This summer, a different Pakistan?
The new civilian government in Pakistan is negotiating a truce with the Taliban and al-Qaeda in the North West Frontier Province. When the cease-fire goes into effect, the Pakistan army will no longer be under too much pressure. In such a scenario, it is likely to once again turn its attention towards Kashmir. Unless the presence of security forces is maintained and the people in the rural areas are simultaneously empowered to organise themselves to ensure their own security, Jammu and Kashmir may be in for another "hot" summer of militancy leading up to the elections to the state assembly.

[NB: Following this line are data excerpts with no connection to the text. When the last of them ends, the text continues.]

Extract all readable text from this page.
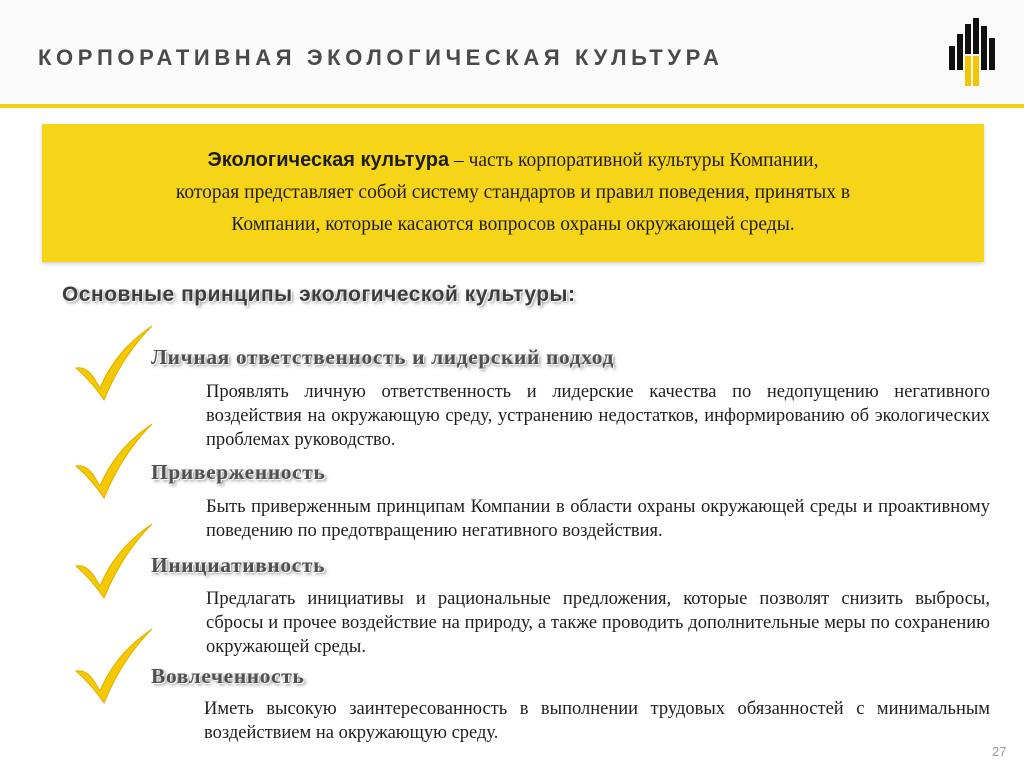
КОРПОРАТИВНАЯ ЭКОЛОГИЧЕСКАЯ КУЛЬТУРА
Экологическая культура – часть корпоративной культуры Компании,
которая представляет собой систему стандартов и правил поведения, принятых в
Компании, которые касаются вопросов охраны окружающей среды.
Основные принципы экологической культуры:
Личная ответственность и лидерский подход
Проявлять личную ответственность и лидерские качества по недопущению негативного воздействия на окружающую среду, устранению недостатков, информированию об экологических проблемах руководство.
Приверженность
Быть приверженным принципам Компании в области охраны окружающей среды и проактивному поведению по предотвращению негативного воздействия.
Инициативность
Предлагать инициативы и рациональные предложения, которые позволят снизить выбросы, сбросы и прочее воздействие на природу, а также проводить дополнительные меры по сохранению окружающей среды.
Вовлеченность
Иметь высокую заинтересованность в выполнении трудовых обязанностей с минимальным воздействием на окружающую среду.
27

Pervez Musharraf's military regime had declared: "Pakistan would continue to support with moral, political and diplomatic backing militants seeking independence of Kashmir from India." The army's new chief of staff has reiterated Pakistan's support for the struggle in Kashmir and could be expected to continue the pursuit of the military strategy to bleed India. The real problem between India and Pakistan is the Pakistan army and its abnormal influence in Pakistan's affairs, and not the Kashmir issue or any other issue.
While the Pakistan army will remain preoccupied with the emerging scourge of terrorism within Pakistan, India can ill-afford to let its guard slacken. Pakistani generals will invariably attempt to again enlarge the scope of the proxy war. In keeping with its tradition of doing things on a grand scale without due thought being given to the consequences, the Pakistan army, aided by the ISI, may attempt to get its mercenary marauders to "seize" a small town in Kashmir and proclaim that it has been liberated by the mujahideen . Such attempts need to be guarded against through effective intelligence networks and vigorous counter-insurgency operations by the security forces.
Further moves to resolve the Kashmir issue will remain on the back-burner for some more time. However, the Pakistani generals may not be averse to discussing additional confidence-building measures in the military field and it would be in India's interest to agree to do so. As the spectre of a Taliban backlash is gradually receding in Pakistan, the army can be expected to persist with its policy of running with the hares and hunting with the hounds in Afghanistan in covert aid of the Taliban militia. India must continue its efforts to build international consensus for an amicable resolution of that war-torn country's nightmarish problems.